His research interests are focused on understanding the psychobiological correlates of emotional behavior in healthy and subclinical populations, taking advantage of a wide range of electrophysiological techniques for measuring activity in the central (EEG/MEG) and peripheral nervous system (ECG, EMG, GSR). Furthermore, he is interested in devising ecological experimental approaches for experimental emotional induction.

 

Active research lines cover the following topics:

  • Characterizing how social support, social relationships, and social isolation shape stress reactivity, with a focus on the cardiovascular component of the stress response
  • Characterizing the psychophysiological implications of emotional contagion of stress
  • Developing new statistical tools for assessing interindividual synchronization in brain and peripheral nervous system activity during ecological emotional induction

 

Scopus: https://www.scopus.com/authid/detail.uri?authorId=57103014500

Scholar: https://scholar.google.it/citations?user=9Tr6JR4AAAAJ&hl=it

 

Arianna Menardi

Arianna Menardi works as a Researcher (RTD-A) at the Department of Neuroscience, University of Padova.

 

During her career, she collaborated with several national and international research groups. In 2017, she joined the Berenson-Allen Center for Non-invasive Brain Stimulation at Harvard Medical School, where she worked under the Supervision of Prof. Alvaro Pascual-Leone and Dr. Emiliano Santarnecchi in studying cortical excitability (as assessed by Transcranial Magnetic Stimulation-TMS) in Alzheimer’s Disease patients.
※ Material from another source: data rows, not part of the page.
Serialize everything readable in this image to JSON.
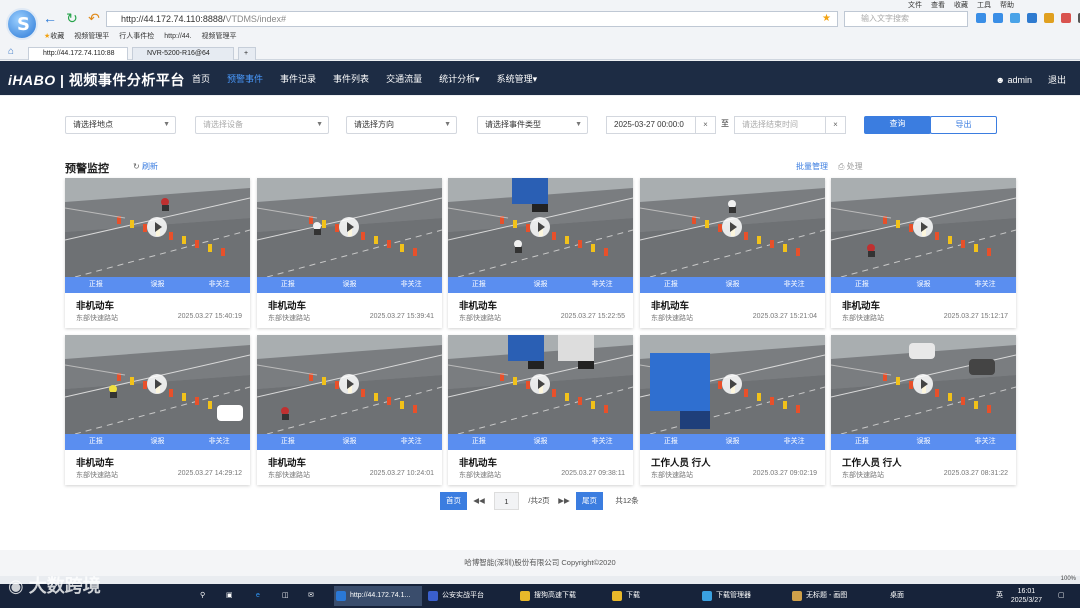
{
  "browser": {
    "url_host": "http://44.172.74.110:8888/",
    "url_path": "VTDMS/index#",
    "search_placeholder": "输入文字搜索",
    "menu": [
      "文件",
      "查看",
      "收藏",
      "工具",
      "帮助"
    ],
    "favorites": [
      "收藏",
      "视频管理平",
      "行人事件检",
      "http://44.",
      "视频管理平"
    ],
    "tabs": [
      "http://44.172.74.110:88",
      "NVR-5200-R16@64"
    ]
  },
  "app": {
    "logo": "iHABO",
    "title": "视频事件分析平台",
    "nav": [
      "首页",
      "预警事件",
      "事件记录",
      "事件列表",
      "交通流量",
      "统计分析▾",
      "系统管理▾"
    ],
    "user": "admin",
    "logout": "退出"
  },
  "filters": {
    "location": "请选择地点",
    "device": "请选择设备",
    "direction": "请选择方向",
    "event_type": "请选择事件类型",
    "start_time": "2025-03-27 00:00:0",
    "to": "至",
    "end_placeholder": "请选择结束时间",
    "query": "查询",
    "export": "导出"
  },
  "panel": {
    "title": "预警监控",
    "refresh": "刷新",
    "batch": "批量管理",
    "handle": "处理"
  },
  "card_actions": [
    "正报",
    "误报",
    "非关注"
  ],
  "cards": [
    {
      "title": "非机动车",
      "location": "东部快速路站",
      "time": "2025.03.27 15:40:19"
    },
    {
      "title": "非机动车",
      "location": "东部快速路站",
      "time": "2025.03.27 15:39:41"
    },
    {
      "title": "非机动车",
      "location": "东部快速路站",
      "time": "2025.03.27 15:22:55"
    },
    {
      "title": "非机动车",
      "location": "东部快速路站",
      "time": "2025.03.27 15:21:04"
    },
    {
      "title": "非机动车",
      "location": "东部快速路站",
      "time": "2025.03.27 15:12:17"
    },
    {
      "title": "非机动车",
      "location": "东部快速路站",
      "time": "2025.03.27 14:29:12"
    },
    {
      "title": "非机动车",
      "location": "东部快速路站",
      "time": "2025.03.27 10:24:01"
    },
    {
      "title": "非机动车",
      "location": "东部快速路站",
      "time": "2025.03.27 09:38:11"
    },
    {
      "title": "工作人员 行人",
      "location": "东部快速路站",
      "time": "2025.03.27 09:02:19"
    },
    {
      "title": "工作人员 行人",
      "location": "东部快速路站",
      "time": "2025.03.27 08:31:22"
    }
  ],
  "pager": {
    "first": "首页",
    "page": "1",
    "total_pages": "/共2页",
    "last": "尾页",
    "total": "共12条"
  },
  "footer": "哈博智能(深圳)股份有限公司 Copyright©2020",
  "taskbar": {
    "items": [
      "http://44.172.74.1...",
      "公安实战平台",
      "搜狗高速下载",
      "下载",
      "下载管理器",
      "无标题 - 画图"
    ],
    "tray_left": "桌面",
    "lang": "英",
    "time": "16:01",
    "date": "2025/3/27",
    "zoom": "100%",
    "watermark": "大数跨境"
  }
}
In 2018 she joined the Brain Investigation and Neuromodulation Lab in Siena, where she worked on network-targeted interventions by means of multi-electrodes transcranial electrical stimulation (tES) during concomitant functional magnetic resonance imaging (fMRI), under the supervision of Prof. Simone Rossi and Dr. Emiliano Santarnecchi. In 2019 she started her PhD at the Padova Neuroscience Center, under the supervision of Prof. Antonino Vallesi, Prof. Maurizio Corbetta and Dr. Emiliano Santarnecchi. Her PhD project focused on the study of interindividual differences in the brain topographical properties for the selection of personalized stimulation targets in the brain. Collaborators to this project included Prof. Marie Banich and Prof. Naomi Friedman for the University of Colorado Boulder, Prof. Albert-Laszlo Barabasi and Dr. Emma Towlson from the Notheastern University, in Boston.

 

More recently, Arianna won a Grant for Young Researchers by the Italian Association for Research on Alzheimer’s Disease to investigate individual alterations in the functional connectivity as a potential early biomarker of pathology progression.